20130505-172855.jpg We don’t want competition. We want a niche. Going after an area such as business litigation is no way for a law firm to do effective business development.

Read ‘Moneyball: The Art of Winning an Unfair Game‘ by Michael Lewis to learn how effective it is for an organization to do what their competitors are not.

Look for those industries and areas of the law that have more future than past.

This was the message a senior partner delivered to an industry group at a successful law firm last Sunday.

I was there to share my insight on how to effectively blog and use other social media for business development. But the lawyers I was meeting with were business development pro’s. I learned as much as I shared.

The women and men in this group were representing organizations and government agencies from coast to coast. They traveled at the drop of a hat if it meant the opportunity for a meeting that could lead to new business.

They had a niche – and they dominated it. When they knocked on doors people knew of the reputation of the firm and its lawyers. A reputation built by going after areas where there was no competition.

No competition? That’s impossible.

Hardly. Look at some of the younger lawyers in this country who have knocked the ball out the park by chasing a niche. Sorry guys, everyone is a young lawyer next to me at age 57.

Look at Staci Riordan (@staciriordan) of Fox Rothschild in Los Angeles. She’s a fashion lawyer, something probably no one knew existed 5 years ago. But through blogging and using other social media, Riordan has tapped into a network that keeps on giving.

New clients. Speaking engagements in the U.S and internationally, and a presence on the Internet and offline to kill for.

Dave Donoghue (@rdd) in Chicago wanted to get a job in large law in Chicago doing IP litigation. He didn’t start an IP litigation blog, of which there are now many. He started publishing the Chicago IP Litigation Blog covering noteworthy cases from the District Court and Court of Appeals in Northern Illinois.

Donoghue got that job — with DLA Piper, and he’s since moved onto Holland & Knight. He’s developed a national reputation in IP litigation and a reputation that has led to substantial new business.

Seeing the potential in niches, Donoghue has started a second blog, Retail Patent Litigation. Not litigation, not retail litigation, not patent law, but patent litigation in the retail industry.

Think Donoghue’s scared that he’s pigeon holed himself. Hardly. He’s playing money ball, doing what his competition in large law is not.

Donoghue’s speaking at retail industry events, meeting with industry leaders, including in-house counsel, and sharing his insight via his blog and other social media is giving him a reputation and relationships other lawyers would kill for.
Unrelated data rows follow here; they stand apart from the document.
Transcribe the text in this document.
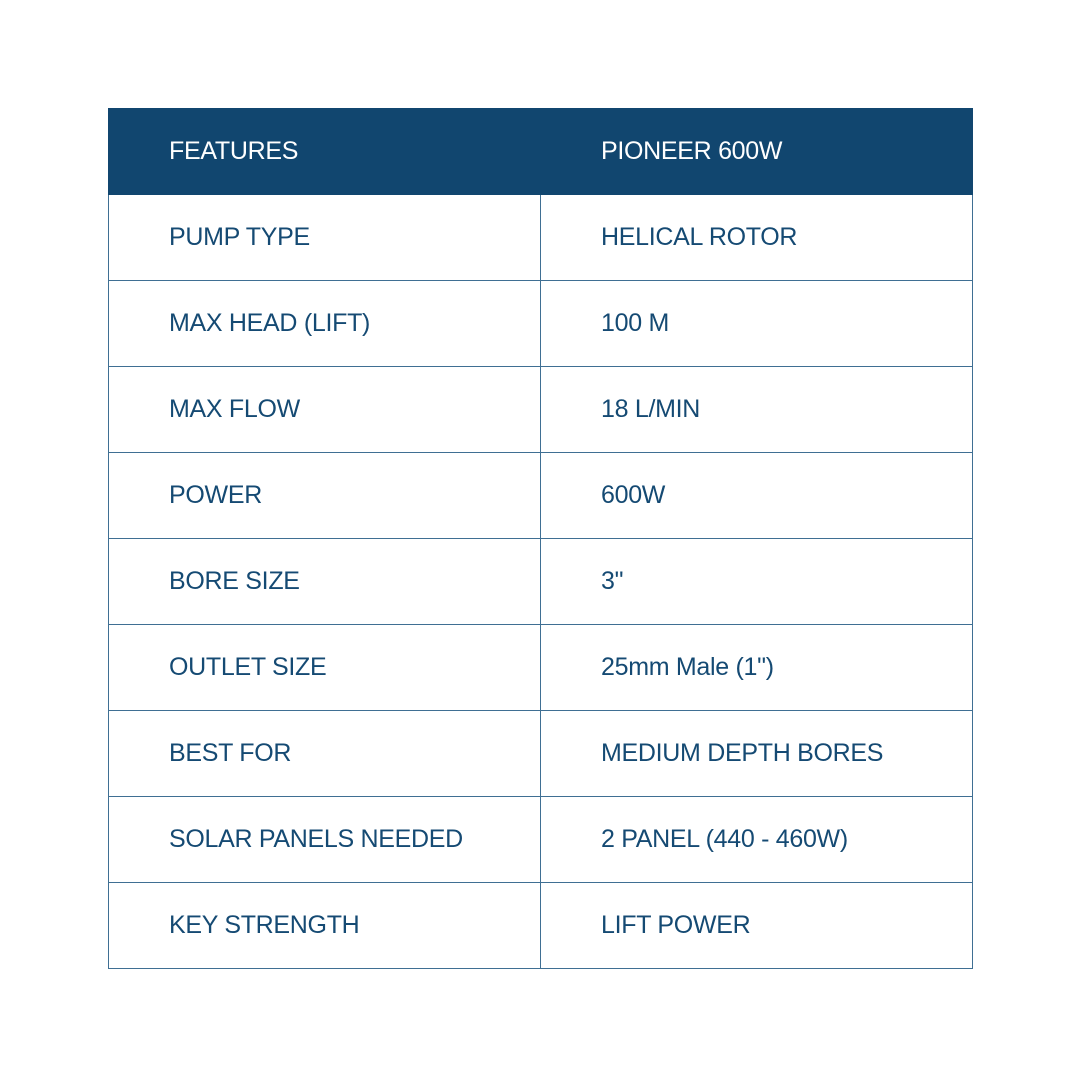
FEATURES	PIONEER 600W
PUMP TYPE	HELICAL ROTOR
MAX HEAD (LIFT)	100 M
MAX FLOW	18 L/MIN
POWER	600W
BORE SIZE	3"
OUTLET SIZE	25mm Male (1")
BEST FOR	MEDIUM DEPTH BORES
SOLAR PANELS NEEDED	2 PANEL (440 - 460W)
KEY STRENGTH	LIFT POWER
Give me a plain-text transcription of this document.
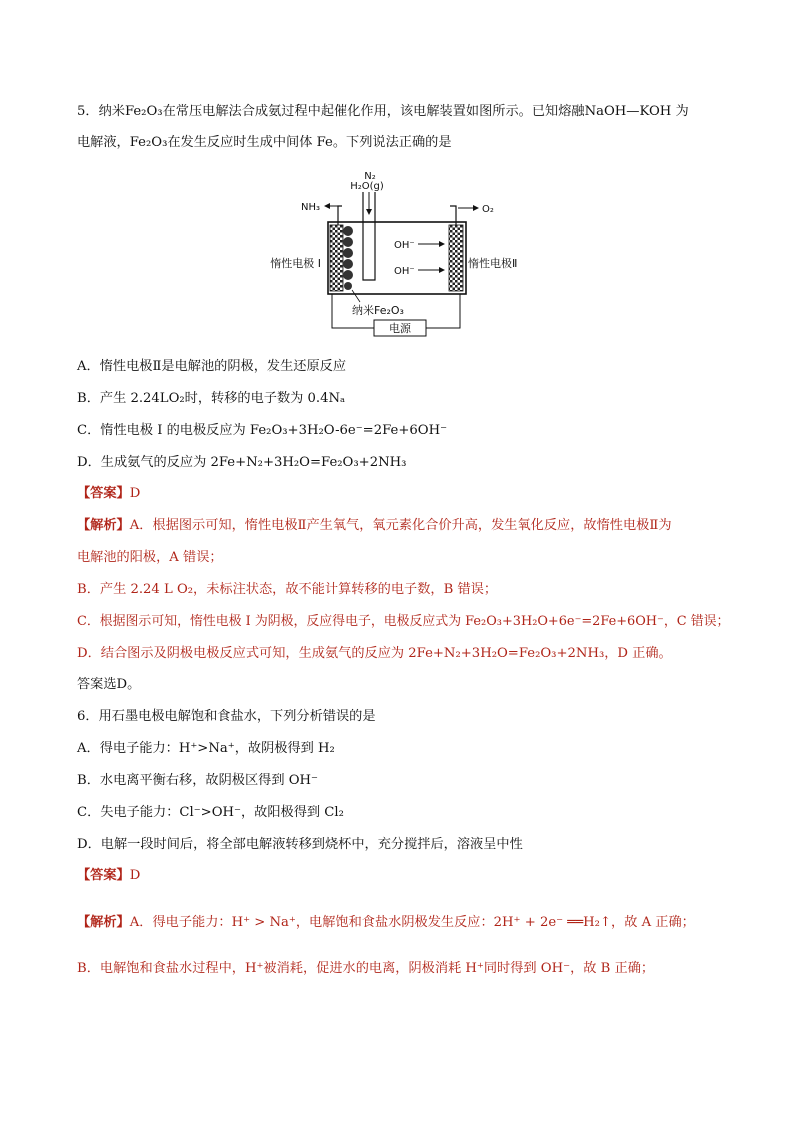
5．纳米Fe₂O₃在常压电解法合成氨过程中起催化作用，该电解装置如图所示。已知熔融NaOH—KOH 为
电解液，Fe₂O₃在发生反应时生成中间体 Fe。下列说法正确的是
N₂
H₂O(g)
NH₃	O₂
OH⁻
OH⁻
惰性电极 I	惰性电极Ⅱ
纳米Fe₂O₃
电源
A．惰性电极Ⅱ是电解池的阴极，发生还原反应
B．产生 2.24LO₂时，转移的电子数为 0.4Nₐ
C．惰性电极 I 的电极反应为 Fe₂O₃+3H₂O-6e⁻=2Fe+6OH⁻
D．生成氨气的反应为 2Fe+N₂+3H₂O=Fe₂O₃+2NH₃
【答案】D
【解析】A．根据图示可知，惰性电极Ⅱ产生氧气，氧元素化合价升高，发生氧化反应，故惰性电极Ⅱ为
电解池的阳极，A 错误；
B．产生 2.24 L O₂，未标注状态，故不能计算转移的电子数，B 错误；
C．根据图示可知，惰性电极 I 为阴极，反应得电子，电极反应式为 Fe₂O₃+3H₂O+6e⁻=2Fe+6OH⁻，C 错误；
D．结合图示及阴极电极反应式可知，生成氨气的反应为 2Fe+N₂+3H₂O=Fe₂O₃+2NH₃，D 正确。
答案选D。
6．用石墨电极电解饱和食盐水，下列分析错误的是
A．得电子能力：H⁺>Na⁺，故阴极得到 H₂
B．水电离平衡右移，故阴极区得到 OH⁻
C．失电子能力：Cl⁻>OH⁻，故阳极得到 Cl₂
D．电解一段时间后，将全部电解液转移到烧杯中，充分搅拌后，溶液呈中性
【答案】D
【解析】A．得电子能力：H⁺ > Na⁺，电解饱和食盐水阴极发生反应：2H⁺ + 2e⁻ ══H₂↑，故 A 正确；
B．电解饱和食盐水过程中，H⁺被消耗，促进水的电离，阴极消耗 H⁺同时得到 OH⁻，故 B 正确；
Yesterday was the Kentucky Derby. A few years ago Dallas’ Alison Rowe (@allisonmrowe) spoke to a breeder’s association in Louisville the day before the Derby. It was only one year after she left securities work and began to chase her dream, equine law, with the launch of her Equine Law Blog.

I sit in a lot of blog strategy sessions at LexBlog with lawyers and law firms launching new blogs. Far too many launch blogs covering areas of the law which all their competitors are covering, or will cover, in a blog. These lawyers would be better served by bucking the trend and being a maverick by going after a niche.

What do you need to develop a niche brand as a lawyer? Per Riordan:

Believe in yourself and what you are doing. With commitment, utilization of social media and the Internet and passion, others will begin to believe. And before you know it, you can go from a company to a legacy brand!

Look for areas where this no competition. Where there is more future than past. There has never been a greater opportunity to do so than in the age of blogs and social media.